Mas isso se aplica à poluição “comum”, de rotina, mas não à das queimadas. Isso porque o fogo não respeita o turno noturno, e emite um volume enorme de poluentes. Os seus impactos são muito mais críticos para a qualidade do ar.
O que nos leva finalmente à pergunta:
Por que o sol fica laranja ou vermelho quando o céu tem muita fumaça?
Como você pode imaginar, a fumaça muda drasticamente a composição da atmosfera, que fica saturada de partículas de poluição. “São partículas de todos os tamanhos: você tem as maiores, como aerossóis, e outras muito pequenas”, diz Furukawa.
A interação da radiação solar com esse céu todo sujo é muito diferente do que seria com o ar límpido e puro. É parecido com o caso das nuvens: as grandes moléculas da poluição refletem luzes de todas as frequências e em todas as direções, formando a luz branca. É por isso que a poluição dá um tom esbranquiçado ao céu azul, ou rosa ao céu vermelho do pôr do sol.

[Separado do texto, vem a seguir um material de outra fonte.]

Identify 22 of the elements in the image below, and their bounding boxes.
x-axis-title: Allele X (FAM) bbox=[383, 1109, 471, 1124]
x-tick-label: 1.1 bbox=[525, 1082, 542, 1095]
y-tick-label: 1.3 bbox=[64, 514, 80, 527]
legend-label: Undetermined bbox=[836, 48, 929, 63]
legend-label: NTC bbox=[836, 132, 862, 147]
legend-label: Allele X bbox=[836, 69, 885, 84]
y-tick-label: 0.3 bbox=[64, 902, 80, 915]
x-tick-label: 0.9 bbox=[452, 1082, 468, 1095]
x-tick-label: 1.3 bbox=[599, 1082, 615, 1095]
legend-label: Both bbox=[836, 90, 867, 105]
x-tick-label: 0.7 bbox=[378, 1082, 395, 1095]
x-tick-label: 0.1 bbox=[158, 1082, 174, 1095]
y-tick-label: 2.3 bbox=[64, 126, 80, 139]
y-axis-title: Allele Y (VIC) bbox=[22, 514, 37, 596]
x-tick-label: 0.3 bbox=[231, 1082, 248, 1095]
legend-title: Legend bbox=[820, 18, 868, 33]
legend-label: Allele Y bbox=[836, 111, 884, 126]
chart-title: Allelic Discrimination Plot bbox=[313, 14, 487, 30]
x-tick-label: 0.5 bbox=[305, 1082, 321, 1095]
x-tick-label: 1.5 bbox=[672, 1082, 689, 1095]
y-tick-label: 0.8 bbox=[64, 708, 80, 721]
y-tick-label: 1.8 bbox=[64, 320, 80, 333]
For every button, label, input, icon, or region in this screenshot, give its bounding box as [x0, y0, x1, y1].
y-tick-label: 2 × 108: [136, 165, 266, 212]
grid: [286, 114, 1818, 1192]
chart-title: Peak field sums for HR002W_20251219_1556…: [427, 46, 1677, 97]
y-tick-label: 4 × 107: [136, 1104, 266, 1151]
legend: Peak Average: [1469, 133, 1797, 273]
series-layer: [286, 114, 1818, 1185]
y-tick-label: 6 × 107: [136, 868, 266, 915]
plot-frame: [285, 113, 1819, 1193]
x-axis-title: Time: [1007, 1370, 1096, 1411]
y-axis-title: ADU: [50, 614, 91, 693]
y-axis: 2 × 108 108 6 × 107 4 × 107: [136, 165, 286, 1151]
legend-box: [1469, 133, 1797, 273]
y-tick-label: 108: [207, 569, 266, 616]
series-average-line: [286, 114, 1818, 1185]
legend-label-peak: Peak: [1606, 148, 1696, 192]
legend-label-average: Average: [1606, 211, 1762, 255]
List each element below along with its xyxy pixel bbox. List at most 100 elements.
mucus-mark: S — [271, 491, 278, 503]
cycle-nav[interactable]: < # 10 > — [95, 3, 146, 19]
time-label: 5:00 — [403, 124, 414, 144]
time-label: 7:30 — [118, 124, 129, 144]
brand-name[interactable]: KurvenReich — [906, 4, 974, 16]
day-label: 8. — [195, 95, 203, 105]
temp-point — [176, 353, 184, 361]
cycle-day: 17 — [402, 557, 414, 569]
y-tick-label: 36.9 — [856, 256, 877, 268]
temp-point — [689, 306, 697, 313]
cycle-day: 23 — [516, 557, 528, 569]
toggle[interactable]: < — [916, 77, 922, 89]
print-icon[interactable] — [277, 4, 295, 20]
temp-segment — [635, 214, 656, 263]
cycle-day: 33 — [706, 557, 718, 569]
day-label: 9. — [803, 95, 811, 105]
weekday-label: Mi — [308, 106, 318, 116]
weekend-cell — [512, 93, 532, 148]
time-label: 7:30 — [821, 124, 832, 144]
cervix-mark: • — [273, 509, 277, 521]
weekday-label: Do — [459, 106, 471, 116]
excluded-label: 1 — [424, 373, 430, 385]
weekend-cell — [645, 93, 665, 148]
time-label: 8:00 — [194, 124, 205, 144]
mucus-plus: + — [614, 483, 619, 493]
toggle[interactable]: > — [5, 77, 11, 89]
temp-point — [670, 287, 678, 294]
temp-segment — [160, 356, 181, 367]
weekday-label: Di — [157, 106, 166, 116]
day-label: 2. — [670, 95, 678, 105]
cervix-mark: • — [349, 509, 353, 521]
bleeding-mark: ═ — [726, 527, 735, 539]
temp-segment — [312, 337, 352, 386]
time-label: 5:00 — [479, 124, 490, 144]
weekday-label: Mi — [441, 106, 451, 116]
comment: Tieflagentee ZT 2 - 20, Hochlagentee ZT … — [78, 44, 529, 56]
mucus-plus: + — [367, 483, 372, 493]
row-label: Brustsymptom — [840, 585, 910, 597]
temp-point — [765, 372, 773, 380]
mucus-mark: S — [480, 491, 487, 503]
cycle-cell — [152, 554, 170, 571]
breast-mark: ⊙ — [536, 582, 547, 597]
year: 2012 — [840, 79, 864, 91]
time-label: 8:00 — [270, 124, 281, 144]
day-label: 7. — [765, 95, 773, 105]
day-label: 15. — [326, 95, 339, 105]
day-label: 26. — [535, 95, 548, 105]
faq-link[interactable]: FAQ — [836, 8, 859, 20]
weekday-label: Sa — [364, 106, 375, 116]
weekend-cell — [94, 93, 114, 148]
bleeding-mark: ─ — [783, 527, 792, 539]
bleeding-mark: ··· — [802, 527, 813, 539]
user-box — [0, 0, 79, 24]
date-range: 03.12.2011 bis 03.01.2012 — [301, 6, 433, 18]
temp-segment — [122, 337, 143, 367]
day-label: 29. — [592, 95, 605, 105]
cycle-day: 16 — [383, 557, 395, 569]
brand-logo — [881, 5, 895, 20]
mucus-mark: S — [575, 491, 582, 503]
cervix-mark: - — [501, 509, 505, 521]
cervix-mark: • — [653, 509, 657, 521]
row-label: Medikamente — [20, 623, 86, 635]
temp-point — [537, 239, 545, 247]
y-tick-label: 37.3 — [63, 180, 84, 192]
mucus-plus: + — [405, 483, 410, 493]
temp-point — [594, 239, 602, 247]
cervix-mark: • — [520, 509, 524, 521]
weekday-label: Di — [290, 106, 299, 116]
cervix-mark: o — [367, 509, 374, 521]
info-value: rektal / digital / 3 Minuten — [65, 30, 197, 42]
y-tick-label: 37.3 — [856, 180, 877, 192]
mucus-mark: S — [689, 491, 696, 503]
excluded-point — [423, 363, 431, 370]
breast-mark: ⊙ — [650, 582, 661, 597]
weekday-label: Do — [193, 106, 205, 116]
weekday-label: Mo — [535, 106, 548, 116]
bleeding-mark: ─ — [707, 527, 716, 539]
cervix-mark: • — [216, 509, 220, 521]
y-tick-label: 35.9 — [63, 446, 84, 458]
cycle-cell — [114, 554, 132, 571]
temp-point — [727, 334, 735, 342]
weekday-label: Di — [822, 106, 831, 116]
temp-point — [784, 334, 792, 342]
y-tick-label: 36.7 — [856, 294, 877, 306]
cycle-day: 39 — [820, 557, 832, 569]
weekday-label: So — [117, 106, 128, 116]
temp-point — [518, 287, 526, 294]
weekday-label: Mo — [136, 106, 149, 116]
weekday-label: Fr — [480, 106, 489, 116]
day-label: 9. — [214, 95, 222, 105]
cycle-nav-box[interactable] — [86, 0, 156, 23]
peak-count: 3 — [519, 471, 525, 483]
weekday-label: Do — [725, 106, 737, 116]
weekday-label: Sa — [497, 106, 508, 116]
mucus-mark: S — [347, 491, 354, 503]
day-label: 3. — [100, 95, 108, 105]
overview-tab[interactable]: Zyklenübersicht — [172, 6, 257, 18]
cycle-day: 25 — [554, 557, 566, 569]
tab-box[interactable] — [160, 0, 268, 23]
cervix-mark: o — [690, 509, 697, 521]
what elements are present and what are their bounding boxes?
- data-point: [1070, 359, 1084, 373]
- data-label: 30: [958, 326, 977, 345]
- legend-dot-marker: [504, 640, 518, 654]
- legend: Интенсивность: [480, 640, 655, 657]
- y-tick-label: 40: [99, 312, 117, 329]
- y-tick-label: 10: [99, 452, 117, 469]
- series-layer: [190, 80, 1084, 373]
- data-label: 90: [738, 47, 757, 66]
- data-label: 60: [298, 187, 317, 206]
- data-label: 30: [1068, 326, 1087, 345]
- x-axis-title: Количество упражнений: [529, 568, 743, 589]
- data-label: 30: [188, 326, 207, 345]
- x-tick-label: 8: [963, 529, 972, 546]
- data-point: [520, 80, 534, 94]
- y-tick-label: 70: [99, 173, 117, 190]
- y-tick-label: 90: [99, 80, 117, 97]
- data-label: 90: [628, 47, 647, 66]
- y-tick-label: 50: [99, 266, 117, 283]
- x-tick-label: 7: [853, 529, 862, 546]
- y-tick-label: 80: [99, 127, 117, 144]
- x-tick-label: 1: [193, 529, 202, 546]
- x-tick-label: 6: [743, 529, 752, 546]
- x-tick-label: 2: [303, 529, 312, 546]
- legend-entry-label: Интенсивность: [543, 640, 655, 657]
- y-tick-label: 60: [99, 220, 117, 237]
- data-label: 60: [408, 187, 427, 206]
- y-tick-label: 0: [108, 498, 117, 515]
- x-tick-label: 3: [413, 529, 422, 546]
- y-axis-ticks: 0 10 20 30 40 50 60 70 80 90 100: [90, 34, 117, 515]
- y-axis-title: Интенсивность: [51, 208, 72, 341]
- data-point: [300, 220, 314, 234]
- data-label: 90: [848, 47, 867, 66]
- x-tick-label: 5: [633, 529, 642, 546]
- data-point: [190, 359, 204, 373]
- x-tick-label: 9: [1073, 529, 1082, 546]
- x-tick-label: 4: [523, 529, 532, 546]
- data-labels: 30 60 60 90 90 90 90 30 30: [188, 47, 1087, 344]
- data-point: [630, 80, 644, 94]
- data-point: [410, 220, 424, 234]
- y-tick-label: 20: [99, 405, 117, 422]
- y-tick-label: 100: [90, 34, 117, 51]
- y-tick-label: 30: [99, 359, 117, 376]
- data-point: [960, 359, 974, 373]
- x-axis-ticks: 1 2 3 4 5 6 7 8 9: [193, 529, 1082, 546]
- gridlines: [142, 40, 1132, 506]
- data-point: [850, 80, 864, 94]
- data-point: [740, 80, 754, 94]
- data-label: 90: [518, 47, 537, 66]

Até aqui, falamos sobre o céu, mas a lógica é bem parecida para explicar a cor do sol. As moléculas grandes da poluição interagem mais com as ondas de maior comprimento, que são laranjas e vermelhas. Ao atravessar a atmosfera densa, vemos a luz da estrela (ou até a da lua) com tons bem mais avermelhados.
A umidade é um fator importante nesse fenômeno: a chuva ou mesmo a umidade “lavam” o céu, fazendo com que a poluição se condense e volte para o solo. Já o tempo seco favorece não só a permanência da fumaça no céu, mas também os incêndios. Aí a coisa vira uma bola de neve (ou de fumaça?), e o resto você já sabe. E já sente.